MUSC’s Biomedical Informatics Center will also help create the digital infrastructure for the project and customize off-the-shelf sensors to collect COVID-19-relevant data, adds Lenert. Partners on the sensors include Masimo as well as Medtronic.

The analytics team at MUSC also plays a vital role in the project, Lenert says, as it is their job to channel data from existing and planned IT systems to Microsoft Azure's cloud computing platform. The telehealth group is also vital, of course, since they’re the ones pushing the Prowess-ICU vision forward.

Numerous provider organizations are also serving as partners. Massachusetts General Hospital is working with MUSC on standards so ICU equipment will talk to each other regardless of manufacturer, says Lenert, as well as the development of simulators for critical events. The University of California, San Diego is helping to set up high-performance “batch calls” that would distribute connections—e.g., internet, satellite, ethernet and cable—across telecommunication companies like Verizon, Sprint, AT&T and T-Mobile, to ensure Prowess-ICU always has the best possible bandwidth.

University hospitals affiliated with Case Western Reserve University will be collaborating with MUSC on safety issues and ensuring the system is “a good place to care for people from a whole system’s perspective,” Lenert continues. Dartmouth University has been tapped to help with artificial intelligence (AI) work and predictive analytics, although this is contingent on the availability of funding.

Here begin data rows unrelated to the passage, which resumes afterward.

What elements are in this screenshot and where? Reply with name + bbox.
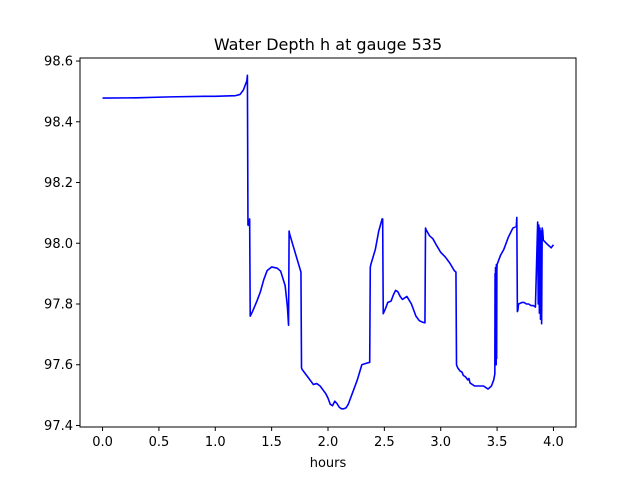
y-tick-label: 97.6 [44, 358, 73, 373]
x-tick-label: 1.5 [261, 435, 282, 450]
x-tick-label: 2.5 [374, 435, 395, 450]
y-axis-ticks: 97.4 97.6 97.8 98.0 98.2 98.4 98.6 [44, 55, 80, 434]
series-line [102, 74, 555, 410]
y-tick-label: 98.6 [44, 55, 73, 70]
x-axis-ticks: 0.0 0.5 1.0 1.5 2.0 2.5 3.0 3.5 4.0 [92, 427, 564, 450]
plot-frame [79, 57, 577, 428]
y-tick-label: 98.2 [44, 176, 73, 191]
x-axis-label: hours [310, 456, 347, 471]
y-tick-label: 97.4 [44, 419, 73, 434]
x-tick-label: 1.0 [205, 435, 226, 450]
x-tick-label: 4.0 [543, 435, 564, 450]
y-tick-label: 98.0 [44, 237, 73, 252]
x-tick-label: 0.5 [149, 435, 170, 450]
plot-area [102, 74, 555, 410]
x-tick-label: 3.5 [487, 435, 508, 450]
chart-title: Water Depth h at gauge 535 [214, 35, 442, 54]
x-tick-label: 0.0 [92, 435, 113, 450]
x-tick-label: 2.0 [318, 435, 339, 450]
y-tick-label: 97.8 [44, 298, 73, 313]
y-tick-label: 98.4 [44, 115, 73, 130]
x-tick-label: 3.0 [430, 435, 451, 450]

The intention is to build AI algorithms that will analyze the data for indications of patient improvement or decline, says Ford, citing a parallel example with MUSC’s virtual urgent care program. AI and natural language processing have been used to stratify patients into a high-, medium- or low-risk group based on their likelihood of having a COVID-19 diagnosis, which helps with rationing PCR tests when the supply is low.

For Prowess-ICU, the AI algorithm could similarly be used to assess which COVID patients are staying stable and to predict respiratory failure and when patients on mechanical ventilators are ready to be extubated, she says.

Another academic partner stands at the ready to take on development of a “robotic respiratory therapy,” Lenert adds, but that is more a future direction.